ARS physical scientist Raymond Hunt developed and tested the method using NASA's advanced hyperspectral sensor, the Airborne Visible Infrared Imaging Spectrometer (AVIRIS). Hunt works at the ARS Hydrology and Remote Sensing Laboratory in Beltsville, Md.

Leafy spurge (Euphorbia esula L.) is a noxious invasive weed that causes more than $200 million in losses annually in the Great Plains and western United States. It displaces native vegetation and spreads both by seeds and by underground rhizomes. Shoots produce a milky-white sap that is toxic to cattle and horses. Infestations can be controlled by pesticides, goats or Aphthona flea beetles.
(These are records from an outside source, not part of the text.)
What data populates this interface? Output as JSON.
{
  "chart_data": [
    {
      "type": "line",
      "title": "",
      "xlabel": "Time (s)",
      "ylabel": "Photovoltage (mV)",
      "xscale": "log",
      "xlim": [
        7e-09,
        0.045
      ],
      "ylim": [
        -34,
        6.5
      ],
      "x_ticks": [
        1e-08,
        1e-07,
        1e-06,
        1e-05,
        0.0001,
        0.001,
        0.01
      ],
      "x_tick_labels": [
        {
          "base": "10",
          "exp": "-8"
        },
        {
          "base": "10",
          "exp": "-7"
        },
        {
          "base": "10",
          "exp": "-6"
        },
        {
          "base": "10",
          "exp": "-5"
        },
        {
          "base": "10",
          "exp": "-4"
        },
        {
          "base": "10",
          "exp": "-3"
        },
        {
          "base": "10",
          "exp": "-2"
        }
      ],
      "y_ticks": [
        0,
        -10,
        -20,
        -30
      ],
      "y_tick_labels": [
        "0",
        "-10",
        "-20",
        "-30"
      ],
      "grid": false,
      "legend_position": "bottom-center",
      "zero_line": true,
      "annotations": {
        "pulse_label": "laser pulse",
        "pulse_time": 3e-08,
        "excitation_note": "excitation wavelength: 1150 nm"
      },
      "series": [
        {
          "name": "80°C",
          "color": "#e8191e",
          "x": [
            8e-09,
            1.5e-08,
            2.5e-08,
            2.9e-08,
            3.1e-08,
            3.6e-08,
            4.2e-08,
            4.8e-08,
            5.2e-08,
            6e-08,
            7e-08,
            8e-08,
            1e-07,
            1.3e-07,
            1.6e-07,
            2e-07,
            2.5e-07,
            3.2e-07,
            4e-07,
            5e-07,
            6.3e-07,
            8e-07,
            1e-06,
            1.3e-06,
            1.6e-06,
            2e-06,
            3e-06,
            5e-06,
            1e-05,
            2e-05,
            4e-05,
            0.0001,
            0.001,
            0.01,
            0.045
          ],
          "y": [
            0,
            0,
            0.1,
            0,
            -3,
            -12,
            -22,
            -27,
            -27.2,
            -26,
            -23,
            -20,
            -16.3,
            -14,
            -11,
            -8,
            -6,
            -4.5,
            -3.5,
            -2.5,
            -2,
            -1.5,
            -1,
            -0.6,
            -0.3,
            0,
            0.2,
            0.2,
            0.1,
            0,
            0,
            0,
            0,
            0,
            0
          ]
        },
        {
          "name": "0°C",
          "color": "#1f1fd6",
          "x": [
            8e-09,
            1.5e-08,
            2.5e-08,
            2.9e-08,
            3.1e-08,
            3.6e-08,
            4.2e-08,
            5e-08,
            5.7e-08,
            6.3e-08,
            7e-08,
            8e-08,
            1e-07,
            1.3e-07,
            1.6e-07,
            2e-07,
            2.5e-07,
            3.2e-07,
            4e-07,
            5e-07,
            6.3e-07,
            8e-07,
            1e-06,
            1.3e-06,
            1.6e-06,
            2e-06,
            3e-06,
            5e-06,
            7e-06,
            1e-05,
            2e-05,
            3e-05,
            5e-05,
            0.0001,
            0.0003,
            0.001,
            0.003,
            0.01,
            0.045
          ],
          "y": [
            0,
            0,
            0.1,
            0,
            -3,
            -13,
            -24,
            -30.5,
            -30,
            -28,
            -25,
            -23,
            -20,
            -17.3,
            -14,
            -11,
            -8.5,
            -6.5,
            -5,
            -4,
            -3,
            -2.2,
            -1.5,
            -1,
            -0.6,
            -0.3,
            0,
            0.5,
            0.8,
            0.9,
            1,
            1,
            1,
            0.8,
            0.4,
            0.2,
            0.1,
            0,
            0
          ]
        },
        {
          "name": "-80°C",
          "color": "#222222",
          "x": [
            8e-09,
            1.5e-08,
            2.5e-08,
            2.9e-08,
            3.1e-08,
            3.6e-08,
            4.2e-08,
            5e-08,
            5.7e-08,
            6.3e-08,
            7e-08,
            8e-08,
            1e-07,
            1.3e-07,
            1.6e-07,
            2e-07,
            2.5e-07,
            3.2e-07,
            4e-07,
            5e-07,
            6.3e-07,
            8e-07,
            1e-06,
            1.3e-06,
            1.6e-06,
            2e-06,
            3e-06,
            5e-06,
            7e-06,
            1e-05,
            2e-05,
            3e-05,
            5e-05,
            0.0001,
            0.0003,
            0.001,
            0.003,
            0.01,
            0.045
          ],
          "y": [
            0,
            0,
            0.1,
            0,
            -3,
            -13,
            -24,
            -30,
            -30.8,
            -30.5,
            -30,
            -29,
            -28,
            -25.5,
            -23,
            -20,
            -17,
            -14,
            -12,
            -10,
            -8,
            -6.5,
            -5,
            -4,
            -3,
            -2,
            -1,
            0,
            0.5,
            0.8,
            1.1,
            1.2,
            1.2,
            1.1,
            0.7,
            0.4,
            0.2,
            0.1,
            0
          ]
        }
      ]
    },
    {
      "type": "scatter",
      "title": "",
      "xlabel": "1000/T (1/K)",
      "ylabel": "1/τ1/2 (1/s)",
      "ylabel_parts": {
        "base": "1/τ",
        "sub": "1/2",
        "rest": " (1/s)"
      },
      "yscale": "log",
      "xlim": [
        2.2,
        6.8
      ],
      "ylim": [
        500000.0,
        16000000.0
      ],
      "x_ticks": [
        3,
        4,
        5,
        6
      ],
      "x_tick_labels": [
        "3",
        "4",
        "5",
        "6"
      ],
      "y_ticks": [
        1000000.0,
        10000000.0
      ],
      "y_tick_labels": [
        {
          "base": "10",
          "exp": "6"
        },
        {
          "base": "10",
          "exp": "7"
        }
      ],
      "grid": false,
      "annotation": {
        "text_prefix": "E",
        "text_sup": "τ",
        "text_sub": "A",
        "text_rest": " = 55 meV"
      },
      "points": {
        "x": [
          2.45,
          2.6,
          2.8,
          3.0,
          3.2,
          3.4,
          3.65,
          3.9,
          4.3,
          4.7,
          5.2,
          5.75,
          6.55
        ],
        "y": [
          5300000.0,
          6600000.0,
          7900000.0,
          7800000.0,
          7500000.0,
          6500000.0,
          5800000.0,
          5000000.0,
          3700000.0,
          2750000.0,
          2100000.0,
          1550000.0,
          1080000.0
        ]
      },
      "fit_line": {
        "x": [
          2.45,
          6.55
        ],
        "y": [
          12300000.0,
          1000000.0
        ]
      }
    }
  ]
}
Hunt and his colleagues were among the first researchers to detect invasive weeds by using algorithms developed to detect minerals in rocks and soil by hyperspectral remote sensing. The method works by analyzing visible and near-infrared light from the sun, reflected off vegetation, and back to the AVIRIS sensor aboard NASA aircraft.

They used the algorithms to detect leafy spurge during its flowering stage, from June to July.

Different colors of light are reflected from the showy yellow-green flowers compared to the surrounding grass and other green vegetation. When tested against field data, the method proved to be 85 percent to 95 percent accurate -- much higher than other methods of remote sensing tested in the same area.

Working with USDA's Forest Service, Hunt is also refining the Weed Invasion Susceptibility Prediction (WISP) model to show areas where spurge and other invasive species are likely to grow.

When the model is ready for national use, Hunt would like to see it published on Google Earth or some other Internet site.